Son regard bleu fait penser à la mer bretonne, ses doux cheveux blonds méchés, ressemblent aux épis de blés ondulants dans le vent, sa petite bouche ressemble à une perle rose.



La fin des chuintements stellaires




Les fesses sidérales de Pépita Cookies, la serveuse du saloon de Saltcakecity, tressautaient à chacune de ses enjambées. Ses pieds heurtaient le sol et donnaient l’impression de vouloir s’y planter comme une aiguille à coudre piquant dans le tissu. Tac a tac a tac, tac a tac a tac, ses talons hauts éperonnaient le sol du lever au coucher, donnant de temps à autre l’estocade au plancher, pour prendre la commande d’un client rougeaud avachie sur sa chaise. Régulièrement, elle hurlait contre le vacarme des oiseaux, qui briguaient la moindre miette et se la disputait en piaillant à tue-tête. Pourtant le pugilat sonore des volatiles était loin d’atteindre les décibels incessants des aiguillons de Pépita. Tandis que les baisers orphelins des ses talons traçaient des circonvolutions assassines sur les lattes vernis, son fessier exécutait tambour battant, la rumba du diable. Démarche qui s’apparentait plus à celle d’un thonier prit dans la tempête qu’à la chaloupe voguant au grès du roulis paisible d’une mer d’huile. Tac a tac a tac… Tac a tac a tac…

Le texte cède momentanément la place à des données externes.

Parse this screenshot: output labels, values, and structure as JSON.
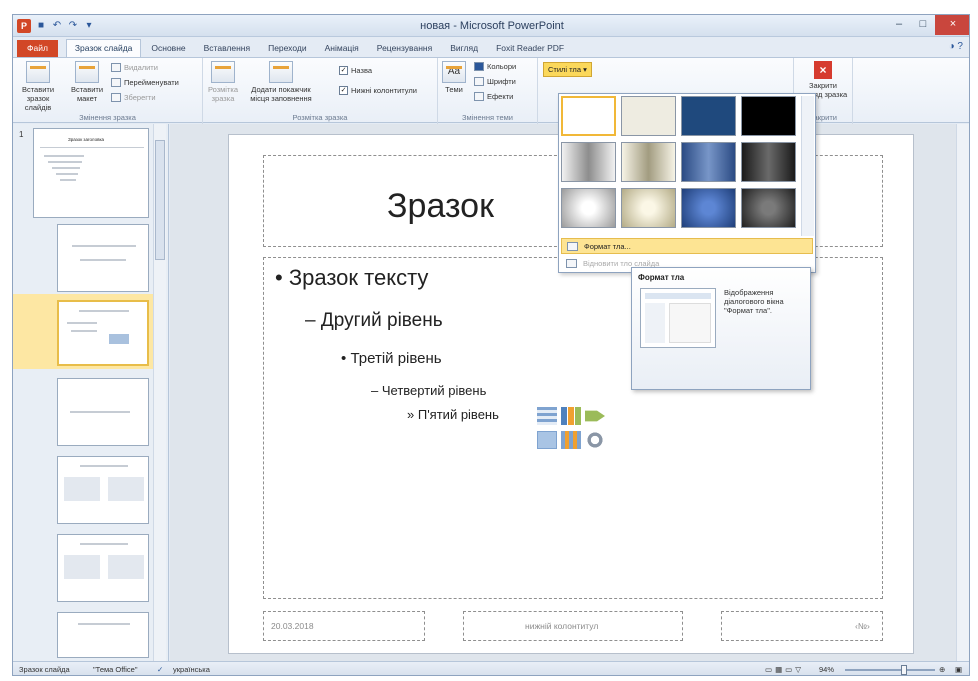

Mais à Saltcakecity, le culte du bruit était en vigueur ; chaque objet avait son grincement propre, chaque animal éructait des vocalises nerveuses, chaque voix de femme était stridente et chaque homme beuglait comme un veau. Dans les ruelles, le vent s’engouffrait en hurlant comme un damné jeté dans la fournaise, des cactus belliqueux se lançaient des piques à voix basse et les étoiles meublaient le silence de la nuit en pleurnichant leur peur du noir. Paradoxalement, toute cette cacophonie attirait des foules de visiteurs. Ainsi chaque jour des marées humaines étaient déversées par autocars afin d’offrir aux touristes le spectaculaire bruit des étoiles sur un plateau d’argent.


Quand les ruissellements de la lune éclaboussaient le ciel, Pépita fermait boutique et s’éclipsait jusqu’au lendemain matin. Alors dans le silex du désert, aussi sec et tranchant que les pas cadencés de Pépita, une foule de curieux ébahis tendaient l’oreille pour surprendre le chuintement lointain des galaxies.


Le sol de Saltcakecity était une peau crevassée, assoiffée, totalement desséchée, rien d’autre n’y poussait que des cactus vachards. Et si par malheur, le ciel accordait sa clémence, il déversait d’un coup d’un seul, des mètres cubes d’eau dans une rage solennelle qui noyait tout sur son passage. De son côté, le sol restait de marbre, refusant d’absorber la moindre goutte d’eau de ce ciel dédaigneux. Toute la ville était subitement innondée, on retrouvait alors des touristes embrochés ça et là sur les redoutables agaves parvifolia qui déployaient avec générosité leurs longs bras acérés.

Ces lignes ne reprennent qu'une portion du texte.